Here’s the low-down on some myths we’re better off busting:
Kids have to lose weight to shed obesity.
As children grow, they put on weight, but how much is normal, and how much is excessive and potentially a hazard to their health?
In the latest study, published in the journal Lancet, researchers from the National Institute of Diabetes and Digestive and Kidney Diseases at the National Institutes of Health developed a mathematical model to differentiate between healthy weight gain and the extra pounds that contribute to obesity. The model takes advantage of more accurate assessments of how many calories heavier children take in, as well as how quickly and efficiently they burn off those calories, and the ratio of fat to muscle in their bodies.

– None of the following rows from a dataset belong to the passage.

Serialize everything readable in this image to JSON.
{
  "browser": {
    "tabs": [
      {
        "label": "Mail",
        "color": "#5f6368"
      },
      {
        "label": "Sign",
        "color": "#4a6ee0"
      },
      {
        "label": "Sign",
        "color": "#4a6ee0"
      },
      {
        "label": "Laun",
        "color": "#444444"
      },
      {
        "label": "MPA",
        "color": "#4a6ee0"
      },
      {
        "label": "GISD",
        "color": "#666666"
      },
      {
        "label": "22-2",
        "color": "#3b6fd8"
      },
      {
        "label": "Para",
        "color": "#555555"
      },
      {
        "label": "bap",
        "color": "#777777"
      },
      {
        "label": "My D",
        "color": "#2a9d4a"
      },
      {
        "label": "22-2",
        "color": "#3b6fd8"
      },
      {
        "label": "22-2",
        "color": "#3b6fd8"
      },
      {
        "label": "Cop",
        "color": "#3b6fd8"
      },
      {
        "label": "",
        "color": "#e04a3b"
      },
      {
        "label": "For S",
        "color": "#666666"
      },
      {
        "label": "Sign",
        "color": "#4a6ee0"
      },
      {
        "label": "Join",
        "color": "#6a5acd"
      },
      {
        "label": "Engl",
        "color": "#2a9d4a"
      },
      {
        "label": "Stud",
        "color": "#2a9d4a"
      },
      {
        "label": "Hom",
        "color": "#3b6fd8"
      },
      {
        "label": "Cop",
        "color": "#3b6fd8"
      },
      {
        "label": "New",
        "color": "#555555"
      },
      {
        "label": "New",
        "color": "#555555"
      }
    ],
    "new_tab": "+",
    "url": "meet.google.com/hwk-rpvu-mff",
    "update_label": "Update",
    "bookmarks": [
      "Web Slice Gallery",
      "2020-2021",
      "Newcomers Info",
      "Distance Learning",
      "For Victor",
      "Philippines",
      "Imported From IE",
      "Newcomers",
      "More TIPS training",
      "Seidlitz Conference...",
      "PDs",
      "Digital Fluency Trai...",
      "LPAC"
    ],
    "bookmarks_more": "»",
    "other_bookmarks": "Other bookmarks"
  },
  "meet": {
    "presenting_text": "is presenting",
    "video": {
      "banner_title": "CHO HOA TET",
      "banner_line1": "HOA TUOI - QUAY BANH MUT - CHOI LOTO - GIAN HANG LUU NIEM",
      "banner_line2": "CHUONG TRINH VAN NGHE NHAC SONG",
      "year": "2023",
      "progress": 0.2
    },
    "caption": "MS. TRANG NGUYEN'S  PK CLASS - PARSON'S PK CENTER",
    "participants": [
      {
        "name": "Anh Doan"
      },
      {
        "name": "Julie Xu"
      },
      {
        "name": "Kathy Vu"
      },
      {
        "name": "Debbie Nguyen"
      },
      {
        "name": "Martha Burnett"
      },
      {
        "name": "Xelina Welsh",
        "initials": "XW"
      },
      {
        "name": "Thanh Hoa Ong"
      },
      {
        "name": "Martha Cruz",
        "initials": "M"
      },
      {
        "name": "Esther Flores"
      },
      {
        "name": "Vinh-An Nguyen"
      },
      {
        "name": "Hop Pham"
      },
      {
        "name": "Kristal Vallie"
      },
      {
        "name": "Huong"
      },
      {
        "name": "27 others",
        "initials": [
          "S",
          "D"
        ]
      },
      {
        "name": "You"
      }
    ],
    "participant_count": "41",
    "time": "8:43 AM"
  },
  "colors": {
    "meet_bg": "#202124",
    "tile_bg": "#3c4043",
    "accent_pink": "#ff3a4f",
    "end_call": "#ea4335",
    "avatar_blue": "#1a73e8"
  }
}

The resulting model shows some kids can outgrow their obesity around puberty even if they don’t lose weight. That’s because obesity is a measure of not just weight but the ratio of height to weight known as the body mass index or BMI, and as children grow, they transform fat into muscle, which can weigh as much, if not more than fat tissue. So kids with a high BMI that might suggest obesity may not actually be overweight.
Still, the researchers say that teaching children about portion control and balancing what they eat with physical activity to burn off excess calories are important lessons to learn early.